Esta proposta não se dá isoladamente, descolada da atual conjuntura em que vivemos, pelo contrário, ela aponta e reflete o momento histórico atual, e deve servir para uma reflexão mais profunda. Até porque está claro que não se trata de promover o orgulho heterossexual, - o que por si só já seria uma idiotice - mas de se opor ao dia do orgulho LGBT como fica evidente na justificativa da lei . Tal justificativa tem sérios agravantes, mas por hora gostaria de chamar a atenção pelo caráter embusteiro da lei e o que isto significa de conjunto. Para, além disto, desde que a homofobia ganhou as páginas da mídia burguesa de maneira mais assídua, a partir dos ataques a jovens homossexuais na Avenida Paulista bem como da reação em apoio a estes ataques (seguindo a mesma tática embusteira) de figuras políticas como o deputado Jair Bolsonaro e a Deputada Miriam Rios a falácia da “liberdade de expressão” penetrou até mesmo no movimento social LGBT sendo repetida por alguns ativistas.

Queremos mostrar como esses episódios se ligam, e o quanto este sistema de coisas (modo de produção capitalista) e sua governabilidade (a democracia burguesa) se apóiam no machismo, na homofobia, no racismo e em outras formas de apartar, dividir e cingir a classe trabalhadora, bem como fazer uma modesta reflexão a respeito de demandas democráticas que podem e, sobretudo, devem ser apoiadas pela esquerda de conjunto.
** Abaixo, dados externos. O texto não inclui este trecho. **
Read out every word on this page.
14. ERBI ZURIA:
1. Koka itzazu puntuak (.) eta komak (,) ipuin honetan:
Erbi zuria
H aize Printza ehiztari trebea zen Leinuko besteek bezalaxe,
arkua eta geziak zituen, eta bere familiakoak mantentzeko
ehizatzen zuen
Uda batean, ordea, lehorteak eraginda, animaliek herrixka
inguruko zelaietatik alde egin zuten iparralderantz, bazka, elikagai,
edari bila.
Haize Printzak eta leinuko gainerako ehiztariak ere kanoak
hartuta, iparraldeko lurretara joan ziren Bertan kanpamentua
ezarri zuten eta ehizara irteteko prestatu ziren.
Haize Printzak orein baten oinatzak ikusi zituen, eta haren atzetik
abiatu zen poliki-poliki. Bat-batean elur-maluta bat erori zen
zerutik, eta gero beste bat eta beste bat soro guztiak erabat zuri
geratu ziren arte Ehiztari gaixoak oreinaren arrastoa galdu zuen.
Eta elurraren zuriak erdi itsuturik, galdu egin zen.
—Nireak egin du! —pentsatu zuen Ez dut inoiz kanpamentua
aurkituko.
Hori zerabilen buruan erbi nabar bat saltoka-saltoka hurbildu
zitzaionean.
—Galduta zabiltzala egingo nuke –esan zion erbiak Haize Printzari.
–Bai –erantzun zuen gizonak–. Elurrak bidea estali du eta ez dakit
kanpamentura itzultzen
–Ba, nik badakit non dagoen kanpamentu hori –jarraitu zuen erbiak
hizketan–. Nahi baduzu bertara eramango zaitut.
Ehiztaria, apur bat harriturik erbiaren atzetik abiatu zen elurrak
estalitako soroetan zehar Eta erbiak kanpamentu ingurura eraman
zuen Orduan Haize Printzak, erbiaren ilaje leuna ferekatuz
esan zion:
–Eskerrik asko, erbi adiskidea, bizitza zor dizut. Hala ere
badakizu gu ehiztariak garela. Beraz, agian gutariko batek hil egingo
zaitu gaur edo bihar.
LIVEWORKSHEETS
O movimento social vem assumindo um caráter cada vez mais particularista, departamentalizado, sendo esta expressão evidente no movimento LGBT, isto ocorre em detrimento dos seus conteúdos universais, tornando o movimento LGBT como um fim em si mesmo, sem perceber o fio condutor de opressão e, sobretudo de exploração que obscurece a luta de classes e com isso deixa de ir ao cerne da questão atingindo seu ponto mais nevrálgico. Além do que a institucionalização do movimento LGBT, ocasionando a sua cooptação e a adaptação a miséria do possível, em um conformismo possibilista que está na contramão do que foi Stonewal, quando foram erguidas barricadas em Nova Iorque contra a opressão policial, o símbolo histórico que transformado originou a Parada Gay. Se de um lado temos movimentos sociais que depositam uma confiança infinita no parlamento burguês e em idéias como as de “controle social” e construção de “políticas públicas” de outro temos partidos e organizações de esquerda insensíveis aos acontecimentos do cotidiano, pouco orgânicas em relação ao mundo real, que se põem no mundo “sazonalmente” ao sabor da conquista de “posições” parlamentares ou sindicais como fins em si mesmos. Tudo isto se reflete em um pacifismo estéril, um espírito morno que nada tem a ver com a melhor tradição revolucionária pois vai a reboque dos acontecimentos e deixa a roda da história girar lentamente ao sabor do acaso.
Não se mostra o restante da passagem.